Saturday, April 15, 2006

Funeral Party Songs

Several years ago, I worked as the marketing director for a small symphony in Texas. Fun work, interesting people, beyond-lousy pay. I was one of the only (maybe THE only) person on staff who had no background in classical--or to be precise--"symphonic" music, since "classical" correctly denotes a point in time, like baroque. But I digress.

I once got into a bit of a friendly argument with my boss, Judith (a double bassist).

She was preparing to adopt a little girl from China, and hence was in one of those "oh my God, I'm going to have a human being to care for" moods and had not only made out a will, but had written up incredibly detailed instructions for her funeral, should the need arise. (She was--and as far as I know, still is--perfectly healthy.)

Her choices of funeral music ran to the somber, the sober--you know, the whole Pachelbel's "Canon" thing.

"Alison, you have a son. Haven't you ever thought about what you'd want played at your funeral?" she asked.

"Absolutely. At the very least, the greatest rock song of all time, 'Twilight Zone' by Golden Earring. Plus, 'Layla'--but it has to be the real version by Derek and the Dominoes with the piano and the birdsong, not that lame acoustic version Clapton did later. And plenty of Dire Straits, U2, maybe some Barenaked Ladies. 'Gimme Three Steps' by Skynard. 'When Doves Cry.' 'Smells Like Teen Spirit.' Something to dance to."

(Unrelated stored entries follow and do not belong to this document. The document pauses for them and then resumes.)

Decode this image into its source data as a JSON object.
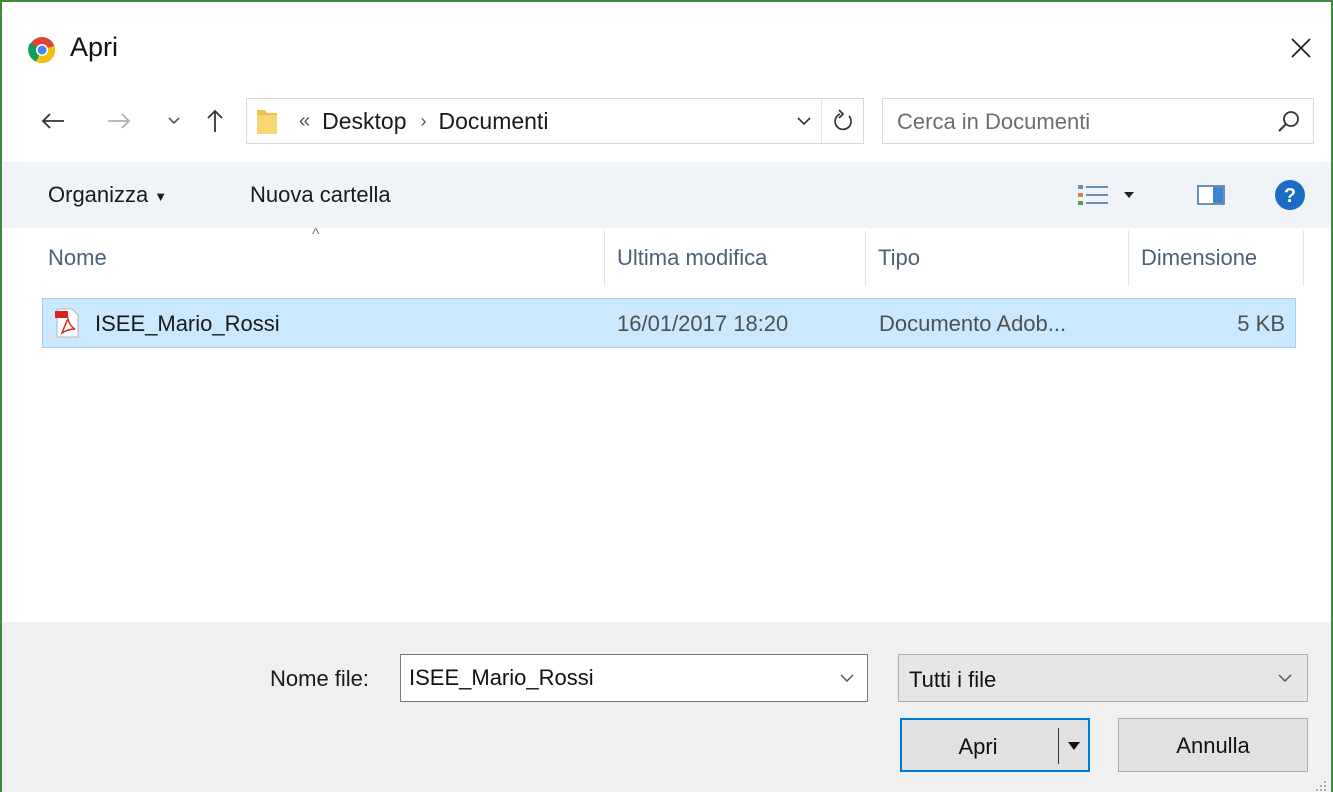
{
  "window": {
    "title": "Apri",
    "border_color": "#3c8a3c",
    "accent_color": "#0078d7",
    "selection_color": "#cce8ff"
  },
  "navigation": {
    "back_icon": "arrow-left-icon",
    "forward_icon": "arrow-right-icon",
    "recent_icon": "chevron-down-icon",
    "up_icon": "arrow-up-icon",
    "address": {
      "overflow_marker": "«",
      "breadcrumbs": [
        "Desktop",
        "Documenti"
      ]
    },
    "search": {
      "placeholder": "Cerca in Documenti",
      "value": ""
    }
  },
  "command_bar": {
    "organize_label": "Organizza",
    "new_folder_label": "Nuova cartella",
    "view_icon": "details-view-icon",
    "preview_icon": "preview-pane-icon",
    "help_icon": "help-icon"
  },
  "columns": [
    "Nome",
    "Ultima modifica",
    "Tipo",
    "Dimensione"
  ],
  "files": [
    {
      "icon": "pdf-file-icon",
      "name": "ISEE_Mario_Rossi",
      "modified": "16/01/2017 18:20",
      "type": "Documento Adob...",
      "size": "5 KB",
      "selected": true
    }
  ],
  "footer": {
    "filename_label": "Nome file:",
    "filename_value": "ISEE_Mario_Rossi",
    "filter_value": "Tutti i file",
    "open_label": "Apri",
    "cancel_label": "Annulla"
  }
}
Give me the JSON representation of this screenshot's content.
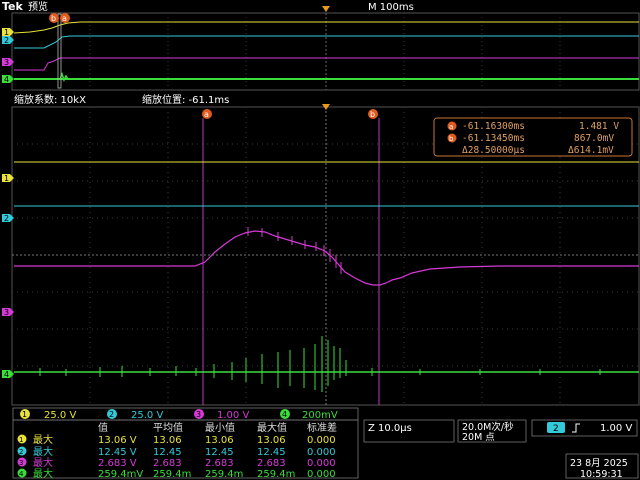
{
  "header": {
    "brand": "Tek",
    "mode": "预览",
    "timebase": "M 100ms"
  },
  "zoom": {
    "factor_label": "缩放系数: 10kX",
    "position_label": "缩放位置: -61.1ms"
  },
  "cursors": {
    "a_label": "a",
    "b_label": "b",
    "readout": {
      "a_time": "-61.16300ms",
      "a_volt": "1.481 V",
      "b_time": "-61.13450ms",
      "b_volt": "867.0mV",
      "delta_time": "Δ28.50000μs",
      "delta_volt": "Δ614.1mV"
    }
  },
  "channel_colors": {
    "ch1": "#e8e23a",
    "ch2": "#33c9d8",
    "ch3": "#d63ad6",
    "ch4": "#3add3a",
    "cursor": "#e05a1e"
  },
  "channels_bar": [
    {
      "num": "1",
      "scale": "25.0 V"
    },
    {
      "num": "2",
      "scale": "25.0 V"
    },
    {
      "num": "3",
      "scale": "1.00 V"
    },
    {
      "num": "4",
      "scale": "200mV"
    }
  ],
  "measure_table": {
    "headers": [
      "值",
      "平均值",
      "最小值",
      "最大值",
      "标准差"
    ],
    "rows": [
      {
        "ch": "1",
        "label": "最大",
        "values": [
          "13.06 V",
          "13.06",
          "13.06",
          "13.06",
          "0.000"
        ]
      },
      {
        "ch": "2",
        "label": "最大",
        "values": [
          "12.45 V",
          "12.45",
          "12.45",
          "12.45",
          "0.000"
        ]
      },
      {
        "ch": "3",
        "label": "最大",
        "values": [
          "2.683 V",
          "2.683",
          "2.683",
          "2.683",
          "0.000"
        ]
      },
      {
        "ch": "4",
        "label": "最大",
        "values": [
          "259.4mV",
          "259.4m",
          "259.4m",
          "259.4m",
          "0.000"
        ]
      }
    ]
  },
  "horizontal": {
    "zoom_scale": "Z 10.0μs",
    "sample_rate": "20.0M次/秒",
    "record_length": "20M 点"
  },
  "trigger": {
    "source": "2",
    "slope_icon": "rising-edge-icon",
    "level": "1.00 V"
  },
  "datetime": {
    "date": "23 8月  2025",
    "time": "10:59:31"
  }
}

(Note: This conversation took place in 1997, so I'd add a lot of stuff to the list now: plenty of Coldplay; just about anything by Keene; "Unrequited" by Alanis; "Eleanor" by Low Millions; that new song "Unwritten" by Natasha Bedingfield--how can you not love a song with two hooks?; "Elevation" by U2--not written in '97; some Beck; a bunch of songs from the musical episode of "Buffy the Vampire Slayer"; "Lose Yourself" by Eminem; stuff from a Canadian band, the Trews. I could go on. The list grows yearly. You get the picture. And never when I'm in a bad or morbid mood--only when I hear a kick-ass song on the radio.)

"But you can't play that kind of music at your funeral!" she yelped. "Funerals are sad occasions. The music should be... appropriate!"

"Well, I wasn't thinking 'funeral' so much as 'after-life party,' with plenty of music and good food," I explained. "I want to be remembered as someone who loved music, loved to sing along--loudly--in the car, knew the lyrics to thousands of songs, loved to dance, and never felt like she'd really gotten a lot older than 20, though of course that's the plan. To get a lot older than 20, I mean." (I was in my late 30s at the time.) "I want people to remember me with joy."

"But that's just...just...undignified!" she yelped again.

"Well, hey, you do what you want at your funeral, and I'll do what I want at mine. You have a funeral, I'll have a memorial service and dance party. Different strokes, baby!"

I don't think I convinced her, but hey, what's the phrase? "It's your funeral." That's it exactly.


Anonymous Anonymous said...

To funny ! My aunt always says she wants us to play Rock around the clock for hers...

10:13 AM  
Blogger Alison Rose said...

Which reminds me--I should definitely have some Buddy Holly on my list!